Et la législation, dans tout ça? Pour Maître Anthony Bem, avocat spécialiste du droit numérique, la loi de 2004 sur la responsabilité numérique est désormais désuète et ne permet pas de réel contrôle de la part des modérateurs des réseaux sociaux:
«Instagram, qui n'est en l’occurrence qu'hébergeur de contenus postés par des utilisateurs non professionnels, bénéficie d'un régime de responsabilité allégé. Ses créateurs et modérateurs ne sont pas responsables des contenus hébergés et n'ont aucune obligation légale de vérifier et contrôler le contenu de ses utilisateurs à priori. Ils sanctionnent et suppriment les contenus uniquement lorsqu'ils sont signalés par des personnes trouvant un intérêt à leur retrait.»

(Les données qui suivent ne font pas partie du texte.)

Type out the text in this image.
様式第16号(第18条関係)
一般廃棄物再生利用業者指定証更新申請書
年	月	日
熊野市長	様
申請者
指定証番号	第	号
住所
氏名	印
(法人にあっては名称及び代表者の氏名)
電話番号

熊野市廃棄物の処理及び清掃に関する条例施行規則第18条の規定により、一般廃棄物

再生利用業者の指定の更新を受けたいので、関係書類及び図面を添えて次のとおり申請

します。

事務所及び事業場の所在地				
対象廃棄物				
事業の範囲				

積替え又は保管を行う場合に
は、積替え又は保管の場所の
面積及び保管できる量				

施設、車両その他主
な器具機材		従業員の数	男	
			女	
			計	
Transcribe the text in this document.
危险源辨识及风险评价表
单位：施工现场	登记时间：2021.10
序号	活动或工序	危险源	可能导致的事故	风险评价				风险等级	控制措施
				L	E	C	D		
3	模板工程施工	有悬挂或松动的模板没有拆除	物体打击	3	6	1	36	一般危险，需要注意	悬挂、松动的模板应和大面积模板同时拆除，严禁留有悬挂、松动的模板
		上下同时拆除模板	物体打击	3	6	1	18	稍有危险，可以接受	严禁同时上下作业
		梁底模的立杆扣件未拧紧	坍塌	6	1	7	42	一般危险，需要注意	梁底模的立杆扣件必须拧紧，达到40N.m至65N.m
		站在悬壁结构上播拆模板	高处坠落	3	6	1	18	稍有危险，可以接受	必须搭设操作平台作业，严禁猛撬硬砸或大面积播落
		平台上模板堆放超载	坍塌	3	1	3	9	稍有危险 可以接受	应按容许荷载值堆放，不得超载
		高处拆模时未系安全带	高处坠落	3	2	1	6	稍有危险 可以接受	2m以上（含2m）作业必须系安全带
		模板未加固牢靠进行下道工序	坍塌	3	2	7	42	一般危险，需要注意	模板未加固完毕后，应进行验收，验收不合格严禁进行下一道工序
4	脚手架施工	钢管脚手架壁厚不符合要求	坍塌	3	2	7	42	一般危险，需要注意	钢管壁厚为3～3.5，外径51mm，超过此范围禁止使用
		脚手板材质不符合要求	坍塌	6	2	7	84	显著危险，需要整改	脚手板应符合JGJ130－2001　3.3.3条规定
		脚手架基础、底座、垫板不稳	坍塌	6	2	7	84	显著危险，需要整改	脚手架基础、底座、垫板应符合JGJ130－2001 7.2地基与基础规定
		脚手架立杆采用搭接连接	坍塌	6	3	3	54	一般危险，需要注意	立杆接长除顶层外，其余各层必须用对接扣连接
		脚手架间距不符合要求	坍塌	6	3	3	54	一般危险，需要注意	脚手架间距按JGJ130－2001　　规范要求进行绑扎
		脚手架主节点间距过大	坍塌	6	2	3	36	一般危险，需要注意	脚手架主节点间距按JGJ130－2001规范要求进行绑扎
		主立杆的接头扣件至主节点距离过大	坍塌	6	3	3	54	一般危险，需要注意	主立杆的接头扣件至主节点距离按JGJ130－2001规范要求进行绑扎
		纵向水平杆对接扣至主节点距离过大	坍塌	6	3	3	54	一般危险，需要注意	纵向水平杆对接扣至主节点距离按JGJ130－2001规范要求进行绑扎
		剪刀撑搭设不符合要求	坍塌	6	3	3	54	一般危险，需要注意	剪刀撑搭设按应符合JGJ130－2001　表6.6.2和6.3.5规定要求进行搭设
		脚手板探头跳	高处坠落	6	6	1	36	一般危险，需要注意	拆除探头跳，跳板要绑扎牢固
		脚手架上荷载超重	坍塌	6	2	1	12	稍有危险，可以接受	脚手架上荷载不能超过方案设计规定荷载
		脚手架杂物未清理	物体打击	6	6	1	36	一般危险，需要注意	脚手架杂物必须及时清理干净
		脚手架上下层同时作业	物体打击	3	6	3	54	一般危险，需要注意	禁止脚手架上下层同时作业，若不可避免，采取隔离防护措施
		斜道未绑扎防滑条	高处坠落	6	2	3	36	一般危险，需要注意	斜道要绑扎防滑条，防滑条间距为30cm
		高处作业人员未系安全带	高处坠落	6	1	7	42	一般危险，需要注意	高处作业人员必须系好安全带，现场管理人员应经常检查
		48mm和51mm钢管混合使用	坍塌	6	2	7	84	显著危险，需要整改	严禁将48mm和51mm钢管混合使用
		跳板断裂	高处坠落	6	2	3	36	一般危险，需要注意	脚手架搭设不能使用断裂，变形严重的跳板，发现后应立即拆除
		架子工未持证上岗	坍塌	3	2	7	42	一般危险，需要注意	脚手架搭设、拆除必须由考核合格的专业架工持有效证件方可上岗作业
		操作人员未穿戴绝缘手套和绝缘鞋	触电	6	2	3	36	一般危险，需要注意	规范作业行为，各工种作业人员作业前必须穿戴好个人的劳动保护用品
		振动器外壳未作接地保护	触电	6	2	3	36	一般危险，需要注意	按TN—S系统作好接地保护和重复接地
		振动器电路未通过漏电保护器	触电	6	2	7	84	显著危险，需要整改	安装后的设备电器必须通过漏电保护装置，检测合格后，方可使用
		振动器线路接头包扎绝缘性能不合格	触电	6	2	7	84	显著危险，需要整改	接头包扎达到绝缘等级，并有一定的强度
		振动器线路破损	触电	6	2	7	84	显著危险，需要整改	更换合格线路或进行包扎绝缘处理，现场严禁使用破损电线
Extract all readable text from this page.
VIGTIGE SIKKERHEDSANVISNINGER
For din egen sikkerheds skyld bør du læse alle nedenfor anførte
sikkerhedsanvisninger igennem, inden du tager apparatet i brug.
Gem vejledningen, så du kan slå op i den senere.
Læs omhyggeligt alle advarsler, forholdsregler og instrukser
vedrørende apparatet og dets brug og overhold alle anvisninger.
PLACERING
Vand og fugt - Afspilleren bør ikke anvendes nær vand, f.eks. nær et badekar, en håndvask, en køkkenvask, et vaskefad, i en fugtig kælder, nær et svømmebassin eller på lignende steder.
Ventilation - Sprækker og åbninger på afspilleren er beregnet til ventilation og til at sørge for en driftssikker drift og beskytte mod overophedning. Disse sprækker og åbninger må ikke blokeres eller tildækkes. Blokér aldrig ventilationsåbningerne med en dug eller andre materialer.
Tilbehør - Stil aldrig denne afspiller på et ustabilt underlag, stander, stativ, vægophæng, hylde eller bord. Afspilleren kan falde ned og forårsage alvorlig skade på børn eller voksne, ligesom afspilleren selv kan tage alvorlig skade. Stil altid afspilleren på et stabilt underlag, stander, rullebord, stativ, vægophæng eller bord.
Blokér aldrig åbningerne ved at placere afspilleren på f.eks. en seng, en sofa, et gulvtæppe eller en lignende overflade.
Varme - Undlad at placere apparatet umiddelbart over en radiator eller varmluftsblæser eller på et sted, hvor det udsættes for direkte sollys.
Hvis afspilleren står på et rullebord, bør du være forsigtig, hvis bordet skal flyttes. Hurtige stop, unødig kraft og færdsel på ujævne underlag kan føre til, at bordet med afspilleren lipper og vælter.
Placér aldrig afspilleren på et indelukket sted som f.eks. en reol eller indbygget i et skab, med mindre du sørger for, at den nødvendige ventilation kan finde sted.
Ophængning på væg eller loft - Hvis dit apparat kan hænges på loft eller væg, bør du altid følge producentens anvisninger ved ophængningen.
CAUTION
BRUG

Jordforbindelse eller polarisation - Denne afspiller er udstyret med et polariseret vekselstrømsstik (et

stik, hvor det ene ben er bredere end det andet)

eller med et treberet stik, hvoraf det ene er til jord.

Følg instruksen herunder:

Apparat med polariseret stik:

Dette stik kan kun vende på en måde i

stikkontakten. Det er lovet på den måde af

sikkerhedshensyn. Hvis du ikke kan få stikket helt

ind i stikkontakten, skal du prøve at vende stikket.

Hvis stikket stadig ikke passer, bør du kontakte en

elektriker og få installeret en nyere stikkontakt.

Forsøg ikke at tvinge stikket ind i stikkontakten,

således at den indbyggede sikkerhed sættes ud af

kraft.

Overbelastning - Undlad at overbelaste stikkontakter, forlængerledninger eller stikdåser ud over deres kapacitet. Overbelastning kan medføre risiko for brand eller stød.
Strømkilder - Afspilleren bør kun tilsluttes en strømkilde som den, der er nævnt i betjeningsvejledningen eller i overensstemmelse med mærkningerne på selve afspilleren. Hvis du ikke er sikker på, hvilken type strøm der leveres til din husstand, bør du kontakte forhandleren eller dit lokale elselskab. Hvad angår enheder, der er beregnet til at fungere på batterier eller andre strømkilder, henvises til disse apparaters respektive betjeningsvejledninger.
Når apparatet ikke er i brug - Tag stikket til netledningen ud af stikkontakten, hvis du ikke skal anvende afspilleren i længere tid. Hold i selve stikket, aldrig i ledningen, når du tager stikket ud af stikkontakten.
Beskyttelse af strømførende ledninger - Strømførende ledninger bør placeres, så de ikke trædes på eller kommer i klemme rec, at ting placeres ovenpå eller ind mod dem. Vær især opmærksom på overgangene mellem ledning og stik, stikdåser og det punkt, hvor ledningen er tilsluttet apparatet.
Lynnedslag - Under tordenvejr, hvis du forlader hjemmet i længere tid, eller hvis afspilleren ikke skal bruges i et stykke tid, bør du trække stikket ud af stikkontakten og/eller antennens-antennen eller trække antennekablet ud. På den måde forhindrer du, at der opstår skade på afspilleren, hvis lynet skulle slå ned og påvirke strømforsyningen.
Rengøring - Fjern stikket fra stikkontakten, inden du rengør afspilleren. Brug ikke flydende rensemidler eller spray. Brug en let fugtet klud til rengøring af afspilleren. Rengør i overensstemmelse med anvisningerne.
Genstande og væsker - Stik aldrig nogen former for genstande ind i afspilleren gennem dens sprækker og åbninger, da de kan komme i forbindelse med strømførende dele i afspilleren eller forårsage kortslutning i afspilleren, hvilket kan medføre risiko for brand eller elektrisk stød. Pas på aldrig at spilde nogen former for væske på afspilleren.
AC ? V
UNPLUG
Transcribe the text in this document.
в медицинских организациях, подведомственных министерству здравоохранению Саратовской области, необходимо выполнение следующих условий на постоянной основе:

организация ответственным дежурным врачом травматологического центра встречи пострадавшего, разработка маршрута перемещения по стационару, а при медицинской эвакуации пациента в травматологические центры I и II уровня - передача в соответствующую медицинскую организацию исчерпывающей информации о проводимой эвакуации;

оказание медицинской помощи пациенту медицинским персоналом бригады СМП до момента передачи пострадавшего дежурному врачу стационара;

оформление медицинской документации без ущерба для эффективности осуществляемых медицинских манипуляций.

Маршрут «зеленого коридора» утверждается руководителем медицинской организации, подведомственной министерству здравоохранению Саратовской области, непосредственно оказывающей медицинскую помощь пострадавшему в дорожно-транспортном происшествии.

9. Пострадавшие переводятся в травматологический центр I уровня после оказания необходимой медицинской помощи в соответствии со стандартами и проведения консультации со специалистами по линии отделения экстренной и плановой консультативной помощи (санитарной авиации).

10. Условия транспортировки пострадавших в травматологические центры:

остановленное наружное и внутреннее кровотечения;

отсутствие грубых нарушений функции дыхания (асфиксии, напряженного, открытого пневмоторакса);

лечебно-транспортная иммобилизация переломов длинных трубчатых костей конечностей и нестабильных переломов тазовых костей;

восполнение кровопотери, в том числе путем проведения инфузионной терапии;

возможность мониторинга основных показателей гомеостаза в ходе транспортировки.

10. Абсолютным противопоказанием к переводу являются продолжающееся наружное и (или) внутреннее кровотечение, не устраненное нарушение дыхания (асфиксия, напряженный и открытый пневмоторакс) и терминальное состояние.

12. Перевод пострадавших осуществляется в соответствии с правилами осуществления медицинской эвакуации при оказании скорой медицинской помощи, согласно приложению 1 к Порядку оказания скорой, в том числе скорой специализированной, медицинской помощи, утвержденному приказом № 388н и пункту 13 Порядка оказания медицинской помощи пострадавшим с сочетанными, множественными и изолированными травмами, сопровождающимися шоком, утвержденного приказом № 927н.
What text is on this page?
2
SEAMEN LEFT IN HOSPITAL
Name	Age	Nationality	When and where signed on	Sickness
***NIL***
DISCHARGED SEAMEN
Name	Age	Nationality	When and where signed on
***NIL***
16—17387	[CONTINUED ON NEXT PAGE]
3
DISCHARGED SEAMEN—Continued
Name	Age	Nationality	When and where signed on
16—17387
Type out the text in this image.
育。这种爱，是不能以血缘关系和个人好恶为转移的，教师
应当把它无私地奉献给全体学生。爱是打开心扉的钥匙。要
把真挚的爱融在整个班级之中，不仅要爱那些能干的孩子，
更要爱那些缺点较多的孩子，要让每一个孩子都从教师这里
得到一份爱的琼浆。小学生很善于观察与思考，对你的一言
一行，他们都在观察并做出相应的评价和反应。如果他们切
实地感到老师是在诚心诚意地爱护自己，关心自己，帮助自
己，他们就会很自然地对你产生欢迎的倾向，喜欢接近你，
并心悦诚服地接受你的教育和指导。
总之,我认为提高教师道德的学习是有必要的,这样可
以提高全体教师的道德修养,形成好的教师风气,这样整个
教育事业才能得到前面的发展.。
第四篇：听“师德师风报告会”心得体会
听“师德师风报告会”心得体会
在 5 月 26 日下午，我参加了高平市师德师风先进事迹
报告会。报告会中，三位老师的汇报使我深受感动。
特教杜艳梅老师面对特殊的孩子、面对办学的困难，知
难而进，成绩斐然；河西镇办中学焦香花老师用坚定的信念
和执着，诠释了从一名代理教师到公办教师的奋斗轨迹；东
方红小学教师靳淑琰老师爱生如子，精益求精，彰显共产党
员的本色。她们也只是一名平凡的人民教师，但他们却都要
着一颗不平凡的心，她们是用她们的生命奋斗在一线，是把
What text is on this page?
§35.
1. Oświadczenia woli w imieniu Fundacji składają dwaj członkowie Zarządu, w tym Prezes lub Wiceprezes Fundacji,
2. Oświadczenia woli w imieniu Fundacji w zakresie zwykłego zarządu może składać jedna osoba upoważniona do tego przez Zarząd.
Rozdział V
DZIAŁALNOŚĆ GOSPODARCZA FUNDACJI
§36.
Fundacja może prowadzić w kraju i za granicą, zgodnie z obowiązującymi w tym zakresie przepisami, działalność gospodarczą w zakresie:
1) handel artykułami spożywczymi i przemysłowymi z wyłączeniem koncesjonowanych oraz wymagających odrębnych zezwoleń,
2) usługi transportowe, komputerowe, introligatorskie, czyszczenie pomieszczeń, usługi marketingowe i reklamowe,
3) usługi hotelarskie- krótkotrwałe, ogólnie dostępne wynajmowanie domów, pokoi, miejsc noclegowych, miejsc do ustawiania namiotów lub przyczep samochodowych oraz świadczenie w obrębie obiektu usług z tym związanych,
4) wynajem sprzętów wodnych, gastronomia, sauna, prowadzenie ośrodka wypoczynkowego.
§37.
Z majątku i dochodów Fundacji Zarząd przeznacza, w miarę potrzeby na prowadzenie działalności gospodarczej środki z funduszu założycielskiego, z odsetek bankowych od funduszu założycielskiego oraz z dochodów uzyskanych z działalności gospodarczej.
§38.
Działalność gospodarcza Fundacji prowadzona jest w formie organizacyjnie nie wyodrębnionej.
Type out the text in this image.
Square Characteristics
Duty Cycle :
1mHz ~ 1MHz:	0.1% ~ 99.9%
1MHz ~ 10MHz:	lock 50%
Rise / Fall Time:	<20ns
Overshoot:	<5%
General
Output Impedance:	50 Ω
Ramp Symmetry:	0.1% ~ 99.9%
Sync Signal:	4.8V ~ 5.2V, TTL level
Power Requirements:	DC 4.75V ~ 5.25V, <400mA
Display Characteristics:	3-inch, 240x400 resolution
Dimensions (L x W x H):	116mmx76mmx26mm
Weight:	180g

Et en effet, le site bannit les hashtags «X rated» ou des nus d'Helmut Newton et de Guy Bourdin, mais laisse prospérer des comptes officiels d'agences d'escorts, tels que @la_escorts ou @amour_ girls, basée à Newcastle, qui vante sans détour les qualités de ses employées un peu spéciales, photos à l'appui.
Réponse de Will Guyatt, communications manager d'Instagram:
«Les comptes faisant la promotion d'activités illégales vont à l’encontre de nos termes et conditions d'utilisation, et sont bannis d'Instagram lorsqu'on nous les signale.»
En plein dans les clous de la loi. Autrement dit, si personne ne s'insurge, les comptes servant à faire de la prostitution cachée sur Instagram ont encore de beaux jours devant eux.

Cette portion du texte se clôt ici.